During this trip home I found out that my mother had crocheted baby blankets and some outfits for her grandkids before she died. This discovery evoked a lot emotions within me, specifically because my mother didn't have any grandkids when she passed and she still doesn't and it touched me that before she left, she wanted to create a gift for the grandkids that might be. If you know me, you know that I'm fairly certain that kids are not in the cards for me in this lifetime. I'm not 100% sure I don't want kids, if I were, I'd get a vasectomy.
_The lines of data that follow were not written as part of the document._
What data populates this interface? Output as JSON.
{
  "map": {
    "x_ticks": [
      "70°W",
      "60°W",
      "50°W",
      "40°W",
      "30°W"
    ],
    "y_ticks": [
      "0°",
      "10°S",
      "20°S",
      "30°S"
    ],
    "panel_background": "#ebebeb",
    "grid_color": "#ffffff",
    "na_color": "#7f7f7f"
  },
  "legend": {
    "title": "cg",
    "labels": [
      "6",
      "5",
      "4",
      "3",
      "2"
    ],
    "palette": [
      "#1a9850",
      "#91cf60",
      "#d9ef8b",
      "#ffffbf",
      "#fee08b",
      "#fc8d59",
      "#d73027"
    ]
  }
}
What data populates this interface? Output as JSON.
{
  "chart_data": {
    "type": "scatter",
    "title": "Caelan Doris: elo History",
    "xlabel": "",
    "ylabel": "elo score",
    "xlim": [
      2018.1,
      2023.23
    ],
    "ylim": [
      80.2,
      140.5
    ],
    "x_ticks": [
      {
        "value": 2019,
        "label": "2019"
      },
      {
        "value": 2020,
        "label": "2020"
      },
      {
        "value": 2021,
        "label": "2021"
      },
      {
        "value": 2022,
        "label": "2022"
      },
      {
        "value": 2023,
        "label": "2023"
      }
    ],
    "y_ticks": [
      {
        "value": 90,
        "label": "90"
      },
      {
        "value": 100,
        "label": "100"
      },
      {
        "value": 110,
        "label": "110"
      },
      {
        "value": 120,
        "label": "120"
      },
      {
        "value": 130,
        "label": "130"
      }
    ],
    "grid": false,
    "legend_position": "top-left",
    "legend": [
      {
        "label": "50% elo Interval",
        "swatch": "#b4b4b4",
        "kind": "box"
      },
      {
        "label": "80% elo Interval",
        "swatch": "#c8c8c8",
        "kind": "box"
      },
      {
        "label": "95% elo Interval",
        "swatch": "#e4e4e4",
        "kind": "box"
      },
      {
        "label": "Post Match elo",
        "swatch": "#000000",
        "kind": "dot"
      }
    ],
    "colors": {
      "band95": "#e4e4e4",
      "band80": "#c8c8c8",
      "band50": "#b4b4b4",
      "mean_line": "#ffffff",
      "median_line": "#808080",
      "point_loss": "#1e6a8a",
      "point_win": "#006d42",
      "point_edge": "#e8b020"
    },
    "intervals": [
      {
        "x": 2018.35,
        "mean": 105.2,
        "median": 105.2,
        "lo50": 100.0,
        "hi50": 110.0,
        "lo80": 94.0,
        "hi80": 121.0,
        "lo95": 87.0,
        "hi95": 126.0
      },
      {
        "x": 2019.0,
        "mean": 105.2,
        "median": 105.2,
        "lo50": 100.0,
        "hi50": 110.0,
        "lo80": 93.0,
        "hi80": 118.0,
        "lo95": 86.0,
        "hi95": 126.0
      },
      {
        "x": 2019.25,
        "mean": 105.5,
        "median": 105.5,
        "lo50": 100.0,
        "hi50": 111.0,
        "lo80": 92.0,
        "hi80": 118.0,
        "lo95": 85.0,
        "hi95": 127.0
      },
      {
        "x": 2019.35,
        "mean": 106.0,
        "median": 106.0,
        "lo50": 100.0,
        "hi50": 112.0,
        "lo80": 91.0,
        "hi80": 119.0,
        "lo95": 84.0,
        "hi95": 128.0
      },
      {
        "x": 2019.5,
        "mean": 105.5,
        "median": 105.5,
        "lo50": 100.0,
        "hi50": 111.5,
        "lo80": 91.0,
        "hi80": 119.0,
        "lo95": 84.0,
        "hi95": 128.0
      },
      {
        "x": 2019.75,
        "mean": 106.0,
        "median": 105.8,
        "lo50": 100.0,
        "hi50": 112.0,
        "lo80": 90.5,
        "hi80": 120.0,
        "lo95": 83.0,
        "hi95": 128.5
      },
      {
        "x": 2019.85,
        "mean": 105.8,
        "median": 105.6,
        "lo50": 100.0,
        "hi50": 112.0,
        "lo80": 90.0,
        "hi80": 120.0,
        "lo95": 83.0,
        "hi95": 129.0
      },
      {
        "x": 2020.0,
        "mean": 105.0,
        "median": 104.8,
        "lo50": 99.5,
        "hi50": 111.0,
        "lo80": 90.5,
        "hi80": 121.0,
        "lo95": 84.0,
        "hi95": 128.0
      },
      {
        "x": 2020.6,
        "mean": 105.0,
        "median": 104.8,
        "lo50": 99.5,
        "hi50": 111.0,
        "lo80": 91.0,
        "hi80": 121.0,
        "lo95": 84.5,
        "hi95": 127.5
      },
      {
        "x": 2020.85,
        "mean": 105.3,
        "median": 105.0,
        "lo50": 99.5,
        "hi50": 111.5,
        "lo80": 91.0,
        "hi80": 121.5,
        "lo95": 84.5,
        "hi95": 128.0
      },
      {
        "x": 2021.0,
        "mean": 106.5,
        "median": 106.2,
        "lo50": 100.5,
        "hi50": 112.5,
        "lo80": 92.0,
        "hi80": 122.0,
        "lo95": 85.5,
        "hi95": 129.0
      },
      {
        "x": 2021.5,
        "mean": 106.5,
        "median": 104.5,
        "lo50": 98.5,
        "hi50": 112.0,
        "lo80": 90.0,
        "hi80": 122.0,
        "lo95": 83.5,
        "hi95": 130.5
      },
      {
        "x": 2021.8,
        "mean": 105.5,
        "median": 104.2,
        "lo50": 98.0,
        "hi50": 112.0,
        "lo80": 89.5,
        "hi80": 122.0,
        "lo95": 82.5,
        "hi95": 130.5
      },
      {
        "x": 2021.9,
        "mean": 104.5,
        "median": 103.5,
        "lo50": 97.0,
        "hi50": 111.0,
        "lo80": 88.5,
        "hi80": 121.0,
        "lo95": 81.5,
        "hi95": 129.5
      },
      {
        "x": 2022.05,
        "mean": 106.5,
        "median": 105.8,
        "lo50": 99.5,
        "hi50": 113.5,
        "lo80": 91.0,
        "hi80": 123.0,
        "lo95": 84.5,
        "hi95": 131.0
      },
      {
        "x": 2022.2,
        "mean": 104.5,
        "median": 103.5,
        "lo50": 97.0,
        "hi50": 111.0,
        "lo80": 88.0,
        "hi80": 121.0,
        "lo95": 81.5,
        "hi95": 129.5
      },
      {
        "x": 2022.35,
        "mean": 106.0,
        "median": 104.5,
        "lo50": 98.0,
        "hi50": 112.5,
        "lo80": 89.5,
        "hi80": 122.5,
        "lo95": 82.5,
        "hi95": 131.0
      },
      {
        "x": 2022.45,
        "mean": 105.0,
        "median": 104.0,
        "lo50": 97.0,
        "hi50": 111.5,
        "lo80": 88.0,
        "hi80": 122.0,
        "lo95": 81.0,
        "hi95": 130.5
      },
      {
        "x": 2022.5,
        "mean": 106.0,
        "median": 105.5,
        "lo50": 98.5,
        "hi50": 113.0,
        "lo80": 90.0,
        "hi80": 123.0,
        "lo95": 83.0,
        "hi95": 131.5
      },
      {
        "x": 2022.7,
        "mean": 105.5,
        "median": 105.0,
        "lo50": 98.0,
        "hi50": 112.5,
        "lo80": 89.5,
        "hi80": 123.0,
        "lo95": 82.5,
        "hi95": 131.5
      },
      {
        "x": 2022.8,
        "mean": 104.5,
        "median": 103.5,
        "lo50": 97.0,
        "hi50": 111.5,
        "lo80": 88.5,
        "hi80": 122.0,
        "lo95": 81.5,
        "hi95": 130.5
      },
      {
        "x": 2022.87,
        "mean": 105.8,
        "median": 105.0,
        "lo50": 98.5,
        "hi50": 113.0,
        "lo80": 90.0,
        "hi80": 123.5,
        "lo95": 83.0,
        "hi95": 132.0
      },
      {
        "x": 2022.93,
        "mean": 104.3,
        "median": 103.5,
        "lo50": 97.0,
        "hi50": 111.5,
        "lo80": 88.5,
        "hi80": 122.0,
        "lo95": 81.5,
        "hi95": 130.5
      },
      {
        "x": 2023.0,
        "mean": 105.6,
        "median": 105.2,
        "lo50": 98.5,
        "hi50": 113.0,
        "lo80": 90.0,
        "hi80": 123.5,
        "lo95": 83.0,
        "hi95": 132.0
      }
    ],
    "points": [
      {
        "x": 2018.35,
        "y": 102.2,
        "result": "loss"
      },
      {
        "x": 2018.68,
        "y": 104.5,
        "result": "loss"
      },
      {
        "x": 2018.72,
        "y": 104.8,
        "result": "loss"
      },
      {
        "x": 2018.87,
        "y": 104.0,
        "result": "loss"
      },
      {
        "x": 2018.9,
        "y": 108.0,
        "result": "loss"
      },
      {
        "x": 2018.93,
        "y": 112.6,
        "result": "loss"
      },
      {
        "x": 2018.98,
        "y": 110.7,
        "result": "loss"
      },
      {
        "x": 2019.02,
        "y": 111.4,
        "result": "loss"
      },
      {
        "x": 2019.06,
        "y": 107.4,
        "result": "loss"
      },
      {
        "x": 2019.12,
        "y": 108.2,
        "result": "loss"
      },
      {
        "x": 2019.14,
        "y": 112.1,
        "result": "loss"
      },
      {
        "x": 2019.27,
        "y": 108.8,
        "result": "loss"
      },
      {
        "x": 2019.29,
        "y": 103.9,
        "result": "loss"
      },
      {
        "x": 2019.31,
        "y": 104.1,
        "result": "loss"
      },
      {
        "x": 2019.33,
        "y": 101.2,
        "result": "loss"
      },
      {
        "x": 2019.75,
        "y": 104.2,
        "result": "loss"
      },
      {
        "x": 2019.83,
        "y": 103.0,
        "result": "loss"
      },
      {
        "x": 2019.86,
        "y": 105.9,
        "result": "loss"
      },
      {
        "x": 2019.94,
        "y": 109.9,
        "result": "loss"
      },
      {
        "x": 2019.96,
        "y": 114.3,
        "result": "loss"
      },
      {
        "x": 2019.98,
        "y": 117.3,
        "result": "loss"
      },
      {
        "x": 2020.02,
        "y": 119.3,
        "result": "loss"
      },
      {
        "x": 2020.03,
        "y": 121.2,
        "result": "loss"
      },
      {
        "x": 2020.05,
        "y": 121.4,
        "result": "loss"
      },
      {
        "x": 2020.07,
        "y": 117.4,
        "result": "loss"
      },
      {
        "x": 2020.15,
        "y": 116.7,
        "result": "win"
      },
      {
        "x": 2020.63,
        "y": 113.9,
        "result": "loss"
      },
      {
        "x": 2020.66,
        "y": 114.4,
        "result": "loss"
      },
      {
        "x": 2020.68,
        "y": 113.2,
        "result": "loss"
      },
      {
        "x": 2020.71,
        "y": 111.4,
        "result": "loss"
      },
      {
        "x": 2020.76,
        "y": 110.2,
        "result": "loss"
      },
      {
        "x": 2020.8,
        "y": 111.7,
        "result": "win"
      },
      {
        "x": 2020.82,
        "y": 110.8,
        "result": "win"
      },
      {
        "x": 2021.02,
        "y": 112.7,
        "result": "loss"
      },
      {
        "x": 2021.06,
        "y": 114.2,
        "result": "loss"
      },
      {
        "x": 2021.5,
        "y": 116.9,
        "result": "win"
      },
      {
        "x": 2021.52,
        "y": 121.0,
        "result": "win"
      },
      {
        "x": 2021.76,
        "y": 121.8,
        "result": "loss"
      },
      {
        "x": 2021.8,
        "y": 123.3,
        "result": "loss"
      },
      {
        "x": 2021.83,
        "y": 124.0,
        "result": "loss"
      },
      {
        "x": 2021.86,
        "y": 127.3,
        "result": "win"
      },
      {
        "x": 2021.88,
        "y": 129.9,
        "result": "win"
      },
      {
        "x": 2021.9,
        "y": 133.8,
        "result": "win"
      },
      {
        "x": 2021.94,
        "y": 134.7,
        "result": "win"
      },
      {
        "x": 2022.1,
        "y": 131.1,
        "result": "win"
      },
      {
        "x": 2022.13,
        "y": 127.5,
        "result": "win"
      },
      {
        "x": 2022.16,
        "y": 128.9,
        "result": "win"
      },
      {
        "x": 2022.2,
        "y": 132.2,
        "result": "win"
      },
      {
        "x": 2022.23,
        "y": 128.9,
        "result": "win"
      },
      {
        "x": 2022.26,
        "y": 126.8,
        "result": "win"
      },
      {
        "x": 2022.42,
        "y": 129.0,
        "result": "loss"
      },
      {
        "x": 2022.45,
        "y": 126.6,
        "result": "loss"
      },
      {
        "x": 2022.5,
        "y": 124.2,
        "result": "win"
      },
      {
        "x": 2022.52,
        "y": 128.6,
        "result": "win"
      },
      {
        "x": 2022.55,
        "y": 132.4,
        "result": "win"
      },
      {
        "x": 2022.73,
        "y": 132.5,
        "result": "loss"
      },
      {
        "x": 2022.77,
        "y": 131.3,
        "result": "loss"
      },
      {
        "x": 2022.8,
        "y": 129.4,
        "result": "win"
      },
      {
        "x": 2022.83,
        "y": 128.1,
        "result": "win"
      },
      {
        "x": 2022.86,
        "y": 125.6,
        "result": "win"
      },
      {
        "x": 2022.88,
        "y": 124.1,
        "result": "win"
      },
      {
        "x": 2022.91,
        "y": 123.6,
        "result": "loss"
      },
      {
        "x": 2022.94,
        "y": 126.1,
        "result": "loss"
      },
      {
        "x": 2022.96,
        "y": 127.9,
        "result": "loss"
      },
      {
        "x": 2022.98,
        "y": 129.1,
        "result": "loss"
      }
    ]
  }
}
And honestly, if it happened, I don't think it'd be life-ruining for me and that I'd probably grow to enjoy it eventually.

The label my mom put on the container that was holding the baby blankets she crocheted for her grandkids.

But I just enjoy my time and freedom so much and also don't feel the need to have kids for a sense of companionship, purpose, legacy, or continuity that having kids on purpose just doesn't make a lot of sense to me right now. Nonetheless, this discovery made me reflect on how death could not break the thread between my mother and me and on how there's an uncanny connection between my mom's passion for crocheting and my current position in life. I shared this reflection in the thread below and you can click the image to read the entire thing if you're interested!

Twice during my trip back home in Laurens, SC—once home to the only Ku Klux Klan museum in the world—I was offered kindness by elderly white women. White women who almost certainly voted for Trump and who almost certainly have conservative views. But despite their views, they offered me genuine kindness, not because they were being watched, not because they had anything to gain, not because they felt sorry for me but because they likely are genuinely kind people at heart. And I think this highlights the mistake we often make when ostracizing others just because they have different beliefs than we do.

All beliefs are dangerous, including yours and mine, because they are conclusions that don't allow room for growth or possibilities for expansion. So while I can admit that some conservative beliefs are inherently harmful to many types of people, there are also some liberal beliefs that are dangerous to many types of people and if we truly want to live in a more peaceful world, we all have to be willing to sacrifice our beliefs about the world and how our differences of belief divide us and focus more on the innumerable things that make us alike like enjoying when another human being shows us kindness unexpectedly.

I hope this week you are offered unexpected kindness as well.